L’après-midi je me suis rendue dans une entreprise utilisant des résines polyester. Cela faisait longtemps que je n’avais pas respiré de vapeurs de produits chimiques. J’ai humé en 30 minutes ma dose pour deux ans, en pensant à ceux qui y travaillent 220 jours par an.

Cela faisait très longtemps que je n’avais pas mis les pieds dans le rayon alimentation d’un hypermarché. J’ai traversé, effarée, celui d’un Super U. J’avais décidé de faire une raclette pour mes beaux-parents : cela fait des années maintenant que je leur concocte des plats végétariens et bizarrement, j’avais décidé pour ce soir de changer. Des cuisses, des filets, des escalopes, des steaks, des côtelettes, des langues, des morceaux transformés. Combien d’animaux morts pour alimenter ce rayon ? Maintenant, quand je vois tous ces morceaux de chair sous plastique, je vois en arrière-plan les animaux, la vie qu’ils ont eue, ce qu’ils ont mangé. De l’insémination à l’abattage à la chaîne en abattoir. Tout ça pour ça ? Rien que d’y penser, cela me donne envie de vomir.
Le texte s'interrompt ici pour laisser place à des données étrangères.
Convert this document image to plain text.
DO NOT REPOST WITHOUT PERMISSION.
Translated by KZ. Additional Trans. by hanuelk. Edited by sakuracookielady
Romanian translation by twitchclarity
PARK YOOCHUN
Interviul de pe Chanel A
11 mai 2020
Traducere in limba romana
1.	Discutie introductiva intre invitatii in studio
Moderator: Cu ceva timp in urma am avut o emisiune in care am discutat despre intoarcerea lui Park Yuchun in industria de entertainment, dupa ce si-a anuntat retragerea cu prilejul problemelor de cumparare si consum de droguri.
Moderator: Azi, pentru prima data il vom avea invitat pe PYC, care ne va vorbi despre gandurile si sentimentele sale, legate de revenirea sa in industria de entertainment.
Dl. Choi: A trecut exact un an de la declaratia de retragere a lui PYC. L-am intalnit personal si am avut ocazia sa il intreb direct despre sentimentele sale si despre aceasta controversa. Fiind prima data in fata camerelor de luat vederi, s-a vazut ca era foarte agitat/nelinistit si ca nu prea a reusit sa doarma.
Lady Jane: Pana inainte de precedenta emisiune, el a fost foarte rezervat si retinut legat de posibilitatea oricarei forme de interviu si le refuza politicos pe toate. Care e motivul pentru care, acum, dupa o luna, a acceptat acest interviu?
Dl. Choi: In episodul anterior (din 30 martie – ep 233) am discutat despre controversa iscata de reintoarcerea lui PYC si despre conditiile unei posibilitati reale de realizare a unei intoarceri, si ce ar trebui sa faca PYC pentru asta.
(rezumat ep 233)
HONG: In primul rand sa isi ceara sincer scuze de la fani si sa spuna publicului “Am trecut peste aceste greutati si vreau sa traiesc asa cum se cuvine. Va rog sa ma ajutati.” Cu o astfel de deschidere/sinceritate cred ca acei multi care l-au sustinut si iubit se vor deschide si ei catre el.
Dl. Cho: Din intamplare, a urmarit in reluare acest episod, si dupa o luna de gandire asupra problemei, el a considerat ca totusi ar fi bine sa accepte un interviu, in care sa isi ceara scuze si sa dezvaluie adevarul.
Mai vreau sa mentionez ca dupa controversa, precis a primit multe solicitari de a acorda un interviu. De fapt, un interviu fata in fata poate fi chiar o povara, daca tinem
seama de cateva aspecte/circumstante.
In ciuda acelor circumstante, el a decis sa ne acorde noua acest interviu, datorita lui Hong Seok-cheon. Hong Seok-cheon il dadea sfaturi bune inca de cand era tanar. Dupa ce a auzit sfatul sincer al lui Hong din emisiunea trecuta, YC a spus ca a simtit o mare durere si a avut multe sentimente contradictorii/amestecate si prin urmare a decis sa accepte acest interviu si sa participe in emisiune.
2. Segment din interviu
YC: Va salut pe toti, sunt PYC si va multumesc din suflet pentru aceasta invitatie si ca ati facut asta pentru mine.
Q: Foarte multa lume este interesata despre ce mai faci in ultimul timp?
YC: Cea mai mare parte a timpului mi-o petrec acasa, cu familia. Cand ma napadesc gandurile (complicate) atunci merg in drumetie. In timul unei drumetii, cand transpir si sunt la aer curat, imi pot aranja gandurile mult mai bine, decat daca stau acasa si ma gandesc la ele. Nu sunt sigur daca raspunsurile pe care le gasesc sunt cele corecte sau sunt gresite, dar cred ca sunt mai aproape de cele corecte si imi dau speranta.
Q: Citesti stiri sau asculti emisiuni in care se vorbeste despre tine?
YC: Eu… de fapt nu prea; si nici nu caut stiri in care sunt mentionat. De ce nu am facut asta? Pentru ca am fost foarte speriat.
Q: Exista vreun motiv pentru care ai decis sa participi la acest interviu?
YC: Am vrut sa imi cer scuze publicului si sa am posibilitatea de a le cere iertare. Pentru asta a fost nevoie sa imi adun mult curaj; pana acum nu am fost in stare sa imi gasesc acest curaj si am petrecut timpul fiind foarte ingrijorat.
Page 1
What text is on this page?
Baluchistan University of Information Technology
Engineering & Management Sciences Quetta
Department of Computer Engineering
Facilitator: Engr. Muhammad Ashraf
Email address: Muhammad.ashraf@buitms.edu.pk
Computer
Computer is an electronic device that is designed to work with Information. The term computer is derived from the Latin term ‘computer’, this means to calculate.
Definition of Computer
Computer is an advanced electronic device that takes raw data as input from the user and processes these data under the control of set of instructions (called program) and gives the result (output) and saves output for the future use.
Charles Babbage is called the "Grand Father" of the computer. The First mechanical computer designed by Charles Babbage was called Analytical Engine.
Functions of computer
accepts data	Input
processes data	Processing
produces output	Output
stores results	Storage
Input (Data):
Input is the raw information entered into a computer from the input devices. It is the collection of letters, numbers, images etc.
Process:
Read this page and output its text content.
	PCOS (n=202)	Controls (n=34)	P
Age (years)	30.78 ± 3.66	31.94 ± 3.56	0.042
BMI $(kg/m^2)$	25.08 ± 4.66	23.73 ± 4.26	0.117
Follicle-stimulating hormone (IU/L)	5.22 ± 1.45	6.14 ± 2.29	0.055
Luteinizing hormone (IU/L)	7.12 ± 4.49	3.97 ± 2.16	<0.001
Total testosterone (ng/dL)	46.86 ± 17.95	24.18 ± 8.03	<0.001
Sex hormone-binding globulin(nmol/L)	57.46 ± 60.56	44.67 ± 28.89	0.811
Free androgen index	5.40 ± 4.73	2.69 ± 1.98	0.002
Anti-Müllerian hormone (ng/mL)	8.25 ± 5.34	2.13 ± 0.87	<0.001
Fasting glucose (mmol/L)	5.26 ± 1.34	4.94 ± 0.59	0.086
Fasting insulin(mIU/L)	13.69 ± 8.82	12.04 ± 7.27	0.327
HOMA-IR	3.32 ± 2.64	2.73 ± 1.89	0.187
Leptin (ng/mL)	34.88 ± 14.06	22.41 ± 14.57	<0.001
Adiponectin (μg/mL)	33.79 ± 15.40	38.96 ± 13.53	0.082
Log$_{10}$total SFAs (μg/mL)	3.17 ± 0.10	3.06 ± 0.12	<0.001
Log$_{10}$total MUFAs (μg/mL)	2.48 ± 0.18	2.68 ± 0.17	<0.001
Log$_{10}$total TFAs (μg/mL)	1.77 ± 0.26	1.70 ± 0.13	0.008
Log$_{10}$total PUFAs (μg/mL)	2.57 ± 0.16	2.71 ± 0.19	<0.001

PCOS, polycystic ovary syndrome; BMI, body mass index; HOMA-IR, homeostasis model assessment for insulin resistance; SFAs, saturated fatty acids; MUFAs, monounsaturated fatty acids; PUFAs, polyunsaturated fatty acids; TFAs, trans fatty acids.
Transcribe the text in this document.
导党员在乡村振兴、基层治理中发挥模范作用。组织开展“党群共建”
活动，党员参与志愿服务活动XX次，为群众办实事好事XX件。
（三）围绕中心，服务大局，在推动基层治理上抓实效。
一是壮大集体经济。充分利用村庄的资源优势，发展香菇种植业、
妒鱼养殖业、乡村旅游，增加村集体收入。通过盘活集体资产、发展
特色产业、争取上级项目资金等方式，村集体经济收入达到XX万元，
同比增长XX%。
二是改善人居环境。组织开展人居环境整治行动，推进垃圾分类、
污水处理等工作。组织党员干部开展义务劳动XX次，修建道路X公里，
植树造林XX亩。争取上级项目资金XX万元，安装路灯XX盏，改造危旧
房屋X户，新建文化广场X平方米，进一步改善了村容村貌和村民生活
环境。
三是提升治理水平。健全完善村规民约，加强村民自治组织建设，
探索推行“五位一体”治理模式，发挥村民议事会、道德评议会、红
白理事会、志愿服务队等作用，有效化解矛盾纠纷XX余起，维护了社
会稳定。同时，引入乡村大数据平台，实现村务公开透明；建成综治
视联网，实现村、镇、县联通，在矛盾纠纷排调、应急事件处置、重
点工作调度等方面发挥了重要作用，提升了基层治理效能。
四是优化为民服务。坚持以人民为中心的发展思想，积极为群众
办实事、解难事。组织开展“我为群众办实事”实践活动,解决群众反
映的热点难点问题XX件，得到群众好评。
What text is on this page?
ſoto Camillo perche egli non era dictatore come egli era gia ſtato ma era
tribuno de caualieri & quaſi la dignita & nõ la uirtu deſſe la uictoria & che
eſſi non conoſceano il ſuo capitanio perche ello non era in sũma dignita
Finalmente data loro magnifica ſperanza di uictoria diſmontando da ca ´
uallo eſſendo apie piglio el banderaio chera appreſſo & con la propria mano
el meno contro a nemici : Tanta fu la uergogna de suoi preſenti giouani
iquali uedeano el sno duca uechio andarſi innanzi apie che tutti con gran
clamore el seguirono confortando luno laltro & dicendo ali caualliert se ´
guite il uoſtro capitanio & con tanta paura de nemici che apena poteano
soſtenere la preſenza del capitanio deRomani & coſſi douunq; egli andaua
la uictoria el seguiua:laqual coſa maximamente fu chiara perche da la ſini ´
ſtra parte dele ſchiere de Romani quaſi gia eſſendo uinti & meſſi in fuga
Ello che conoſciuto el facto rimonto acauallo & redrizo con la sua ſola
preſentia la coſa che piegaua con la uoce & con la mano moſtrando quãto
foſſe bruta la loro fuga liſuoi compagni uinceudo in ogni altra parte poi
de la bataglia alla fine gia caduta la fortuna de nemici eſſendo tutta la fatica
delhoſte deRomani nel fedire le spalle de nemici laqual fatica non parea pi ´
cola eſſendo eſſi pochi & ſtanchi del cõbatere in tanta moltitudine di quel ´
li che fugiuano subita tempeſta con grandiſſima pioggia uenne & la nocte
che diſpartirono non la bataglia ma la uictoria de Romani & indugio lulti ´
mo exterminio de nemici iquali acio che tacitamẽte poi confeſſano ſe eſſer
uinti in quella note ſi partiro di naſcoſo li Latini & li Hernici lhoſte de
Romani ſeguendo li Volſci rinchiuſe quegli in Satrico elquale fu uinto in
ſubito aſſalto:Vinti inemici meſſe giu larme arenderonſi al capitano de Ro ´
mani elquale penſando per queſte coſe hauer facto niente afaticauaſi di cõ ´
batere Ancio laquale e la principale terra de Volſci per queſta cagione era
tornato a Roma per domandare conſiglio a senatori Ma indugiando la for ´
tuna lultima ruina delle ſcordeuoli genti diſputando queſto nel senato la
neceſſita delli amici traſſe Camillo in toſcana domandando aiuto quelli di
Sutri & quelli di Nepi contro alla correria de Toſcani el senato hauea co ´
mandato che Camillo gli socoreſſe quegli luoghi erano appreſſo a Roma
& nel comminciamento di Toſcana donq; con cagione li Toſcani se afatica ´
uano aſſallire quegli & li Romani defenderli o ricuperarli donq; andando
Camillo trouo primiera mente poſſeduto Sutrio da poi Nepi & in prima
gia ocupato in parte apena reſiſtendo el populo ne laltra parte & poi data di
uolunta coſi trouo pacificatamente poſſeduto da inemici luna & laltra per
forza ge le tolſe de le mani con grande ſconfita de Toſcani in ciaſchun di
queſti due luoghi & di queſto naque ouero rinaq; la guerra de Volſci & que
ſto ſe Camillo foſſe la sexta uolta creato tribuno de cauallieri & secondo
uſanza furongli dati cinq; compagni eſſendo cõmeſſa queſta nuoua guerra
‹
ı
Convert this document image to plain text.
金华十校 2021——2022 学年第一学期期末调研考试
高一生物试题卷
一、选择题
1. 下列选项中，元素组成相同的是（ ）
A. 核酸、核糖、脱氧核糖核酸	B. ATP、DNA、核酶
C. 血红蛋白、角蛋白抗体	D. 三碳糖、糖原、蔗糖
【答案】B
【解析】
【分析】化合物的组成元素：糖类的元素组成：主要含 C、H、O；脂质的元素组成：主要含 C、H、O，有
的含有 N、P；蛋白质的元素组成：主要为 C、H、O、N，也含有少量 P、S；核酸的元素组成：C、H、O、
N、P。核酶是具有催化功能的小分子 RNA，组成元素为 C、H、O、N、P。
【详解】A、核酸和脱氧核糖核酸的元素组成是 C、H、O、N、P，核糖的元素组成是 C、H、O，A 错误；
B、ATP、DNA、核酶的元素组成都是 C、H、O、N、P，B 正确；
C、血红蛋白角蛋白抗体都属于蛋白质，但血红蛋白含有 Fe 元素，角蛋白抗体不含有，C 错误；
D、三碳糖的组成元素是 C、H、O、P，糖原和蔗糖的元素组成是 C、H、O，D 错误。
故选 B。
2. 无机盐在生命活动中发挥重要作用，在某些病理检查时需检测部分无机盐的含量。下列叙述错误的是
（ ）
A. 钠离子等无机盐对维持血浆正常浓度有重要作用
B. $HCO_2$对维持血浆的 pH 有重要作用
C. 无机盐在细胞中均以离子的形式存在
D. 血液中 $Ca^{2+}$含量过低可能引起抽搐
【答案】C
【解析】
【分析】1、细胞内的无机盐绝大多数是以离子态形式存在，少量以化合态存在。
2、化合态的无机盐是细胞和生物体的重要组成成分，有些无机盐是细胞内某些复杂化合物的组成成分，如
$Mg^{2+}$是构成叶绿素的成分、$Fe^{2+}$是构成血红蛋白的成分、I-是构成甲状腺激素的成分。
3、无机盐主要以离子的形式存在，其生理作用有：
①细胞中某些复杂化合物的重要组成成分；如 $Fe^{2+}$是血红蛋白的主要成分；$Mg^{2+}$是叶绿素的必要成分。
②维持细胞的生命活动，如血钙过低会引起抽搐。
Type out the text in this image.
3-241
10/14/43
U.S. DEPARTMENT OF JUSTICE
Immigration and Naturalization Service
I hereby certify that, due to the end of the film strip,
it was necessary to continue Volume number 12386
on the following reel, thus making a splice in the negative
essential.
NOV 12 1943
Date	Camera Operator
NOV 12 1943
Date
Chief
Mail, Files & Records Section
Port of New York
Je me suis pourtant résignée à acheter quatre tranches de jambon et huit de bacon, tout en pensant aux truies inséminées, à leurs porcelets qui les tètent tout en étant séparés de leurs mères par des barres de fer et aux porcs engraissés.

De retour à la maison, ma fille était surexcitée parce que j’avais achetée du jambon : « Mais tu n’achètes jamais de jambon ! »
« C’est vrai. Tu as raison. Mais ce soir, j’ai voulu faire plaisir à tes grands-parents. »
Bizarre.

Pendant la raclette, ma fille s’est exclamée : « Moi, je n’aime pas le jambon ! Je n’ai pas envie de tuer des animaux ! » Ma fille de quatre ans me sidère car elle a tout compris (par exemple que les veaux sont séparés de leur mère pour qu’on puisse avoir du lait) sans que je lui explique quoi que ce soit. Toutefois, elle a mordu dans un bout de jambon. Ma belle-mère s’est exclamée : « Moi, j’en mange par solidarité avec la Bretagne ! » Quant à moi, le modèle des porcs hors-sol n’est pas celui que j’ai envie d’encourager. Et ce que je préfère dans la raclette, c’est les noix et les raisins secs.

Et vous ? Comment faites-vous pour nourrir votre famille et vos invités ? Êtes-vous parvenus à faire du végétal systématique ? Personnellement, j’ai dû cuisiner 3 fois des produits animaux ces trois dernières années. Au baptême de mon fils, j’avais acheté un plateau de fromage mais tout le reste était végétal, de l’entrée au dessert.
Je suis preneuse de votre recette de raclette végétale. Jusqu’ici, je n’ai pas trouvé la recette qui me plaît.